2. Vorliegend wird über die Eingabe des Beschwerdeführers vom 10. August 1998 lediglich befunden, soweit sie die Problematik der Einreiseverweigerung zum Gegenstand hat. Die Beschwerdeeingaben betreffend Asyl und Wegweisung werden in einem späteren Zeitpunkt behandelt. Vorliegend geht es einzig darum, die Frage zu klären, ob der Beschwerdeführer durch die Verlegung vom Transitraum ins Flughafengefängnis in die Schweiz eingereist ist.

(...)

5. a) Der Beschwerdeführer begründet sein Ersuchen um Neuüberprüfung mit seiner Verlegung von der Transitzone des Flughafens Zürich-Kloten ins Flughafengefängnis. Dort sei er in Ausschaffungshaft genommen worden, nachdem die ARK den Entzug der aufschiebenden Wirkung der Beschwerde festgestellt und die Fremdenpolizei des Kantons Zürich eine entsprechende Verfügung erlassen habe.

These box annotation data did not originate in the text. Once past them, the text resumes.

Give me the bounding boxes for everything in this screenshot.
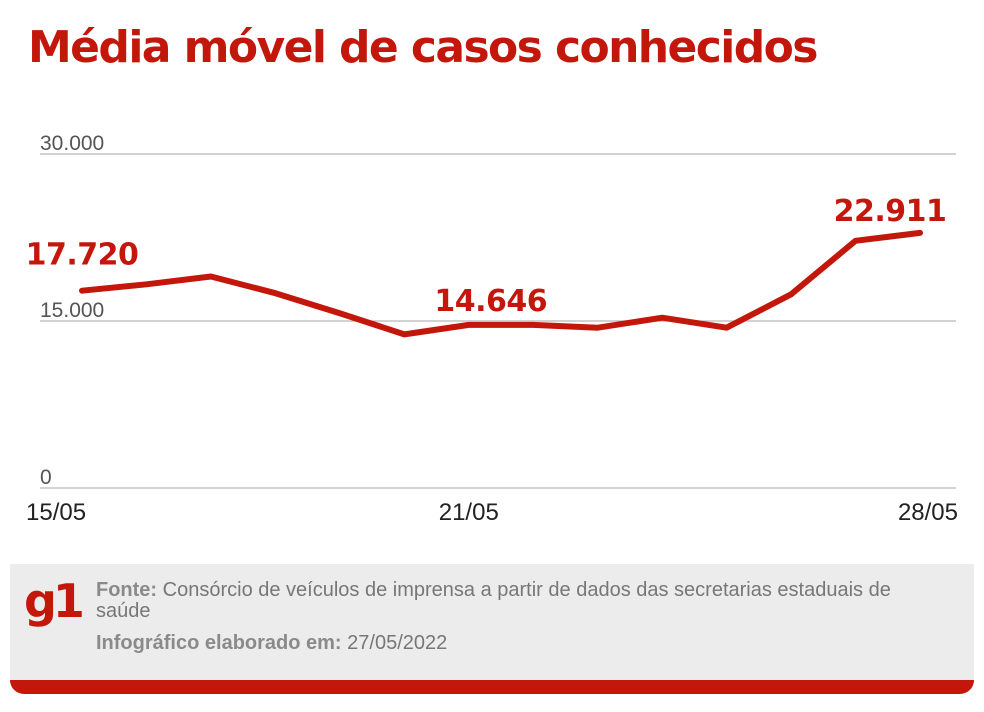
y-tick-label: 15.000: [40, 299, 104, 322]
y-tick-label: 30.000: [40, 132, 104, 155]
source-footer: g1 Fonte: Consórcio de veículos de impre…: [10, 564, 974, 694]
data-label: 17.720: [26, 238, 139, 273]
data-label: 22.911: [834, 194, 947, 229]
footer-accent-bar: [10, 680, 974, 694]
chart-title: Média móvel de casos conhecidos: [28, 22, 818, 73]
x-tick-label: 15/05: [26, 499, 86, 526]
grid-lines: [40, 153, 956, 489]
g1-logo: g1: [24, 574, 85, 628]
series-line: [79, 229, 923, 338]
x-tick-label: 21/05: [439, 499, 499, 526]
source-note: Fonte: Consórcio de veículos de imprensa…: [96, 580, 926, 622]
y-tick-label: 0: [40, 466, 52, 489]
made-date: 27/05/2022: [347, 632, 448, 654]
series-layer: [79, 229, 923, 338]
x-tick-label: 28/05: [898, 499, 958, 526]
line-chart: 0 15.000 30.000 15/05 21/05 28/05 17.720 14.646…: [26, 132, 958, 526]
data-label: 14.646: [434, 284, 547, 319]
source-text: Consórcio de veículos de imprensa a part…: [96, 579, 891, 622]
made-label: Infográfico elaborado em:: [96, 632, 342, 654]
labels-layer: 0 15.000 30.000 15/05 21/05 28/05 17.720 14.646…: [26, 132, 958, 526]
made-on-note: Infográfico elaborado em: 27/05/2022: [96, 632, 447, 655]
source-label: Fonte:: [96, 579, 158, 601]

Er stünde nun wegen seiner Verlegung nicht mehr unter der Kontrolle der Flughafenpolizei (Polizeidirektion des Flughafengefängnisses), sondern unter der Justizdirektion. Unter anderem erachte er auch gestützt auf Zitate aus ASYL 1996/4, S. 111, das Asylverfahren am Flughafen als beendet.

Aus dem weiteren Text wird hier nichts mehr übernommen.